Mon, 10/08/2018 - 10:00 Peter

Author: Peter Ohl

We are often asked two things about data privacy in KNIME:

  • How are data handled in the open source KNIME Analytics Platform?
  • Who has access to the data that are processed?

Before diving into the details, let’s first put this into context:

KNIME Analytics Platform is open source and has a huge community contributing to its functionality by developing many Community Extensions.

At KNIME we check that all Community Extensions function properly, also putting the Trusted Community Extensions through even more stringent checks, however we do not inspect how Community Extensions handle data. The same is true for KNIME Integrations. KNIME Integrations are extensions that integrate other community code in KNIME Analytics Platform. Here too, we carefully test the functionality of these extensions, but we do not check how these packages handle data.

Please note that the following statements relate only to KNIME Analytics Platform and KNIME Extensions i.e. code that has been written by us and has been carefully reviewed by a KNIME Team member.

 

Question: Does KNIME, the company, have access to the data I am processing with KNIME Analytics Platform? / Is there a chance that data could leak from KNIME Software to anybody outside my company / intranet?

The data that are processed locally on your machine using KNIME Analytics Platform / KNIME Extensions and all intermediate results are stored locally on this same machine (as are the nodes and / or parts of the workflow in the event that a remote executor is involved). Data are only stored in a different location if you personally decide to do so, for instance by using a File or Database Writer node to store data in an alternative location.

KNIME Software does not send any of that data over the internet to anybody unless you explicitly configure it to do so. KNIME (the company & its employees) does not have any access to the data you process and cannot track the data.

 

Follow-up Question: KNIME Analytics Platform is an open source project - how can you be sure?

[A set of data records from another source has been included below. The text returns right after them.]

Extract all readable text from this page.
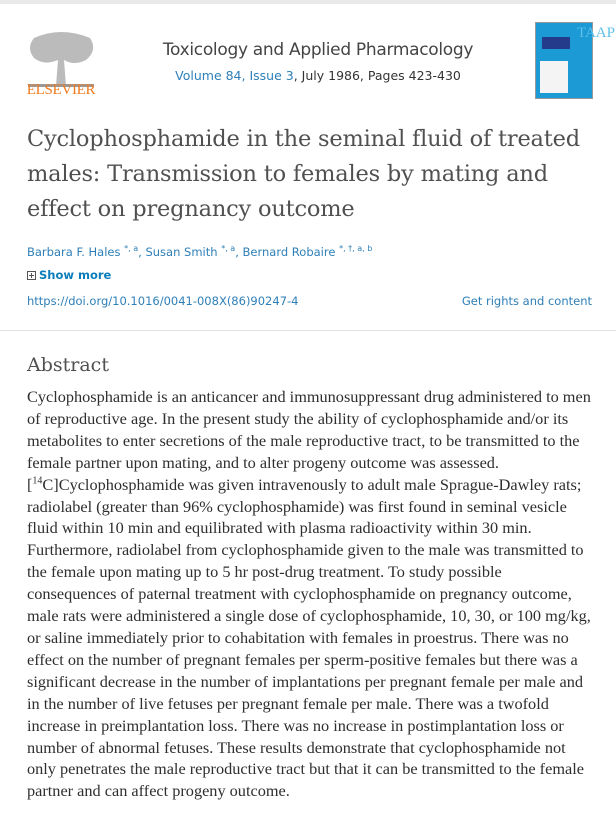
ELSEVIER
Toxicology and Applied Pharmacology
Volume 84, Issue 3, July 1986, Pages 423-430
TAAP
Cyclophosphamide in the seminal fluid of treated males: Transmission to females by mating and effect on pregnancy outcome
Barbara F. Hales $^{*, a}$, Susan Smith $^{*, a}$, Bernard Robaire $^{*, \dagger, a, b}$
Show more
https://doi.org/10.1016/0041-008X(86)90247-4	Get rights and content
Abstract

Cyclophosphamide is an anticancer and immunosuppressant drug administered to men of reproductive age. In the present study the ability of cyclophosphamide and/or its metabolites to enter secretions of the male reproductive tract, to be transmitted to the female partner upon mating, and to alter progeny outcome was assessed. [$^{14}$C]Cyclophosphamide was given intravenously to adult male Sprague-Dawley rats; radiolabel (greater than 96% cyclophosphamide) was first found in seminal vesicle fluid within 10 min and equilibrated with plasma radioactivity within 30 min. Furthermore, radiolabel from cyclophosphamide given to the male was transmitted to the female upon mating up to 5 hr post-drug treatment. To study possible consequences of paternal treatment with cyclophosphamide on pregnancy outcome, male rats were administered a single dose of cyclophosphamide, 10, 30, or 100 mg/kg, or saline immediately prior to cohabitation with females in proestrus. There was no effect on the number of pregnant females per sperm-positive females but there was a significant decrease in the number of implantations per pregnant female per male and in the number of live fetuses per pregnant female per male. There was a twofold increase in preimplantation loss. There was no increase in postimplantation loss or number of abnormal fetuses. These results demonstrate that cyclophosphamide not only penetrates the male reproductive tract but that it can be transmitted to the female partner and can affect progeny outcome.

In the past, many open source projects have been associated with anarchic contributions from anyone and software quality that could not be controlled. For KNIME this is not the case. All lines of code that are checked into the source base of KNIME Analytics Platform and KNIME Extensions are carefully reviewed by a member of the KNIME Team. If you would like to check this, you can inspect all of the code in the public repository including the history of changes. So even if we did attempt to sneak in “evil code”, someone in the community could and would notice.

 

Question: Is the data I process kept secret, is it protected, is access restricted?
The answers to the questions above should help with these questions, too. Remember as well, that the data you personally process with KNIME Software is under your control and it is your sole responsibility to keep them confidential, to protect and restrict access to them. You can create KNIME workflows that send data elsewhere e.g. remote files, external databases, even as an attachment of emails you send from a workflow, However you have to actively insert such a node into your workflow and configure it accordingly for that to happen. The data are entirely under the control of the workflow author.

 

Question: If I run KNIME in the cloud, will you have access to my data?

We offer KNIME Software through the marketplace of most cloud providers. We have no access whatsoever to your cloud instance or the data in it. If you use one of our pre-configured images, you receive a copy of it from the cloud provider. It is the responsibility of the cloud provider (and your own - see above) to restrict access to your cloud instance and to the data stored there.
 

And since this comes up often as well:

Related Question: Can KNIME claim any ownership to the workflow and / or the results / reports I create with KNIME Analytics Platform?

In short: No! KNIME, the company, does not own anything you create through the use of KNIME Software. The workflows, the predictive models, the data, and any discoveries that result from the use of the software are your intellectual property.